Ein Hauch von Schnee und Asche
»Was du mir über Hendersons Landkauf in Tennessee erzählt hast; wenn ihn niemand aufhält, kann ich mir nicht vorstellen, dass sich irgendjemand in der Regierung so aufregt, dass er versucht, uns zu vertreiben. Und bestimmt nicht, wenn nur bekannt wird, dass du dich mit den Whigs vor Ort getroffen hast, oder?«
Er lächelte mich schwach und ironisch an.
»Es ist nicht die Regierung, die mir Sorgen macht, Sassenach. Es sind die Leute hier in der Gegend. Es war ja nicht der Gouverneur, der die O’Brians gehängt und ihr Haus niedergebrannt hat, aye? Und es war auch nicht Richard Brown und auch keine Indianer. Dabei ist es nicht um das Gesetz oder um Profit gegangen; es ist aus Hass geschehen, wahrscheinlich durch jemanden, der sie kannte.«
Jetzt huschte mir ein sehr viel deutlicherer Schauer über den Rücken. Es
stimmte zwar, dass es in Fraser’s Ridge ein gewisses Maß an politischen Unstimmigkeiten und Disputen gab, aber es war noch nicht so weit, dass die Leute deswegen handgreiflich wurden, von Brandschatzung und Mord ganz zu schweigen.
Doch es würde so weit kommen.
Ich konnte mich zu gut daran erinnern. Luftschutzräume und Lebensmittelmarken, Verdunklungswarte und das Gefühl, gegen einen schrecklichen Feind zusammenzuarbeiten. Und die Geschichten aus Deutschland, aus Frankreich. Menschen, die angezeigt wurden, bei der SS denunziert und aus ihren Häusern gezerrt wurden – während man andere in Speicherzimmern und Scheunen versteckte oder über die Grenze schmuggelte.
Im Krieg stellten Regierungen und ihre Armeen zwar eine Bedrohung dar, aber sehr oft waren es die Nachbarn, die einen Menschen ins Verderben stürzten oder ihn retteten.

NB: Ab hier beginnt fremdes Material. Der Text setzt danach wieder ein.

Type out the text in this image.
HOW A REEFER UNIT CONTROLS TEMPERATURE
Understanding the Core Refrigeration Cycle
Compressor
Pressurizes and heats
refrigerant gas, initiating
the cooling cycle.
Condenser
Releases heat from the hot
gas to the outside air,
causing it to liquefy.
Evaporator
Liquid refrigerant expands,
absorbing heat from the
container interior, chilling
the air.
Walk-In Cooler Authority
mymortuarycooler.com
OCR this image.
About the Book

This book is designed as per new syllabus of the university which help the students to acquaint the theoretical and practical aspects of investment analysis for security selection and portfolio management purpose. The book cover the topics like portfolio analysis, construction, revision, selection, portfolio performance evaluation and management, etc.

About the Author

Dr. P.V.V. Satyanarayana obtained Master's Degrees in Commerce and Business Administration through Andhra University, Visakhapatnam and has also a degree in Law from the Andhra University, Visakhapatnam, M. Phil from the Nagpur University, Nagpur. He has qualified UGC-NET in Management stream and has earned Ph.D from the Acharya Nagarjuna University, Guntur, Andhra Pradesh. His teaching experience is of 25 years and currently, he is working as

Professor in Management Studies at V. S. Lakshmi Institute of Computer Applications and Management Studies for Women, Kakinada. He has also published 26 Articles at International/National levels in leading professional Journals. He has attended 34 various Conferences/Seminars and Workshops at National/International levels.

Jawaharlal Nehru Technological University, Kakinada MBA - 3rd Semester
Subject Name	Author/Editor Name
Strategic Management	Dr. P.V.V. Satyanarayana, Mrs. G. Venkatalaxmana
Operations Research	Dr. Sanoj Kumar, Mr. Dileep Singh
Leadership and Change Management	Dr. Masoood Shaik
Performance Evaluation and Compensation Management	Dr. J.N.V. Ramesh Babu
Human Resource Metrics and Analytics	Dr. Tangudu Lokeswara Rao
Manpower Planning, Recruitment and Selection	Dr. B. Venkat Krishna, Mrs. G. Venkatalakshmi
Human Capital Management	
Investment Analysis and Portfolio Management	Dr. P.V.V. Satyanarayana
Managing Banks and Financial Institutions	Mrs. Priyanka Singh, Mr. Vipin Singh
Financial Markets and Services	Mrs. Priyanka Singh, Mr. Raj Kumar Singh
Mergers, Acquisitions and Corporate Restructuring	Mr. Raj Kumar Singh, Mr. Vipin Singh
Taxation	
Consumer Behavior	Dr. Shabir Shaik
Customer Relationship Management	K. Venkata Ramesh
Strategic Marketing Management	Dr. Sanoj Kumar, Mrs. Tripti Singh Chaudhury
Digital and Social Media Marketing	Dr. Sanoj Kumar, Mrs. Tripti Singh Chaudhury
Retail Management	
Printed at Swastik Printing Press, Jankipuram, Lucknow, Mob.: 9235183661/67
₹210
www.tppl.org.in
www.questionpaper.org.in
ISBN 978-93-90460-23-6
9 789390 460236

»Wer?«, sagte ich geradeheraus.
»Ich könnte raten«, sagte er achselzuckend. »Die McGillivrays? Richard Brown? Hodgepiles Freunde – falls er welche hatte? Die Freunde eines der anderen Männer, die wir umgebracht haben? Der Indianer, dem du begegnet bist – Donner? -, falls er noch lebt? Neil Forbes? Er trägt Brianna etwas nach, und sie und Roger Mac täten gut daran, das nicht zu vergessen. Hiram Crombie und Konsorten?«
»Hiram?«, sagte ich zweifelnd. »Zugegeben, er mag dich nicht besonders – und was mich angeht -, aber…«
»Nun, ich bezweifle es ebenfalls«, räumte er ein. »Aber möglich ist es, aye? Seine Leute hatten schon nichts für die Jakobiten übrig; sie werden bestimmt genauso wenig begeistert sein, wenn jemand von dieser Seite des Ozeans aus versucht, den König zu stürzen.«
Ich nickte. Crombie und der Rest waren mit Sicherheit gezwungen worden, einen Treueeid auf den König zu schwören, bevor man ihnen erlaubte, nach Amerika zu fahren. Jamie hatte denselben Eid geschworen – schwören müssen -, als man ihn begnadigte. Und musste ihn brechen – weil ihn die Umstände dazu zwangen. Doch wann?
Er hatte aufgehört, mit den Fingern auf den Tisch zu trommeln; sie lagen vor ihm auf dem Brief.
»Ich verlasse mich darauf, dass du Recht hast, Sassenach«, sagte er.
»In Bezug auf was? Auf das, was geschehen wird? Du weißt, dass ich Recht habe«, sagte ich ein wenig überrascht. »Brianna und Roger haben es dir doch bestätigt. Wieso?«
Er fuhr sich langsam mit der Hand durch das Haar.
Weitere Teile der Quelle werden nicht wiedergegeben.